My son Garrett Elder had a stomach virus in April 2008, and a strep throat two days later that was treated with a full course of antibiotics. He developed pneumonia on day 3 and complained of leg pain during the night. His breathing became heavy and his leg became swollen and hard. We took him to his pediatrician, who sent us to our Children’s Hospital in Louisville, KY, where a deep vein thrombosis (DVT) was diagnosed.
Garrett was 6 at the time, and prior to that, he was a perfectly normal active little boy. They tested him for factor V Leiden, which was negative, although his clot got worse, even though he was being treated with heparin. Three days later, the doctors flew us to Vanderbilt University Children’s Hospital in Tennessee for clot removal by a cardiologist.
The cardiologist did an echocardiogram to look for holes in his heart or any other abnormalities in his valves. The “echo” showed clots in his heart, so Garrett was treated with TPA, a clot buster. He also had a pulmonary embolism in each lung that required him to be placed on a ventilator for a week.
He was tested for all kinds of clotting disorders, which were negative. The only positive test result was for ANA (anti-nuclear antibody) which the doctors thought indicated an autoimmune response that was triggered by infection. They did not know why he was clotting so much. This was terrifying for us.
Garrett spent 4 months at Vanderbilt, and was discharged home on an injectable factor Xa inhibitor (anti-clotting medication) and warfarin. He developed pneumonia again a year later, and began to clot again. Fortunately, he got better and was able to stop taking blood thinners in February 2010. He had a wonderful summer playing baseball, and his team even won the championship. At that point, no one would have detected that anything was ever wrong with Garrett.

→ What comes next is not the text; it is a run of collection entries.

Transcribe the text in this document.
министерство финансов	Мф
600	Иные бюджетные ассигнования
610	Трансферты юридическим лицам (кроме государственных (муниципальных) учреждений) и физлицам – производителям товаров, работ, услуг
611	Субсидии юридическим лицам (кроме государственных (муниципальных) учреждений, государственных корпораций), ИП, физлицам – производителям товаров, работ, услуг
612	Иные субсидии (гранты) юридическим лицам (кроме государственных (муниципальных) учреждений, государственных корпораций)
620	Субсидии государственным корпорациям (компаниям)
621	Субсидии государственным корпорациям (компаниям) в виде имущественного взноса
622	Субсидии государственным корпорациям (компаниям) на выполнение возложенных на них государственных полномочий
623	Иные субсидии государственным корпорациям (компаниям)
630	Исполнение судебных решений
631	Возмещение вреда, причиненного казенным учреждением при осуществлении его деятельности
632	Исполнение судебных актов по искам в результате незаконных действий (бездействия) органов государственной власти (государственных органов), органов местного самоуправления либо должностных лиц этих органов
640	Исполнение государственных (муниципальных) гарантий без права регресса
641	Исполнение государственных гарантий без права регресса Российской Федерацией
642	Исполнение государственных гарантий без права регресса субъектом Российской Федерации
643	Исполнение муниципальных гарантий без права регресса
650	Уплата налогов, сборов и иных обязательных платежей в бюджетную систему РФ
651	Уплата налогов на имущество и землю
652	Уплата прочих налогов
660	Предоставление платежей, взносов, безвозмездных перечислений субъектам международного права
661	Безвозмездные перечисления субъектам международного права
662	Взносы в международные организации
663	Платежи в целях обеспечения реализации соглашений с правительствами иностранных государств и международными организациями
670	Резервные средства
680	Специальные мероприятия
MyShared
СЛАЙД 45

In September 2010, he developed another strep infection and did not clot at that point. The next month, we noticed that he was limping, and knew it was likely another DVT. He returned to Vanderbilt, and it was another DVT, first in the same leg, and then in the other. We returned to Vanderbilt Children’s Hospital, where he had recurrent DVTs, even on blood thinners.
Garrett passed away on Nov 21, 2010, due to a massive pulmonary embolism. The day before he passed, he was out of bed walking, laughing, and joking with the nurses. He played Uno with his father on the day he died. His story shows how quickly things can change when a blood clot happens. It is so hard to believe that our 8 year old son died from a blood clot, and had his first clot at age 6.
The blood thinners did not dissolve Garrett’s clots. We are heartbroken and we do not want anyone else to go through the pain of losing a child. We want people to be aware that even children can get blood clots. We still do not know whether Garrett had an unknown blood clotting disorder. I think people do not always realize just how deadly blood clots It is now the one year anniversary of Garrett’s death. We want to keep Garrett’s memory alive and make people aware of how serious blood clots are, and that they happen to children as well as adults. Thank you for letting me tell you about our sweet Garrett, who fought such a courageous battle.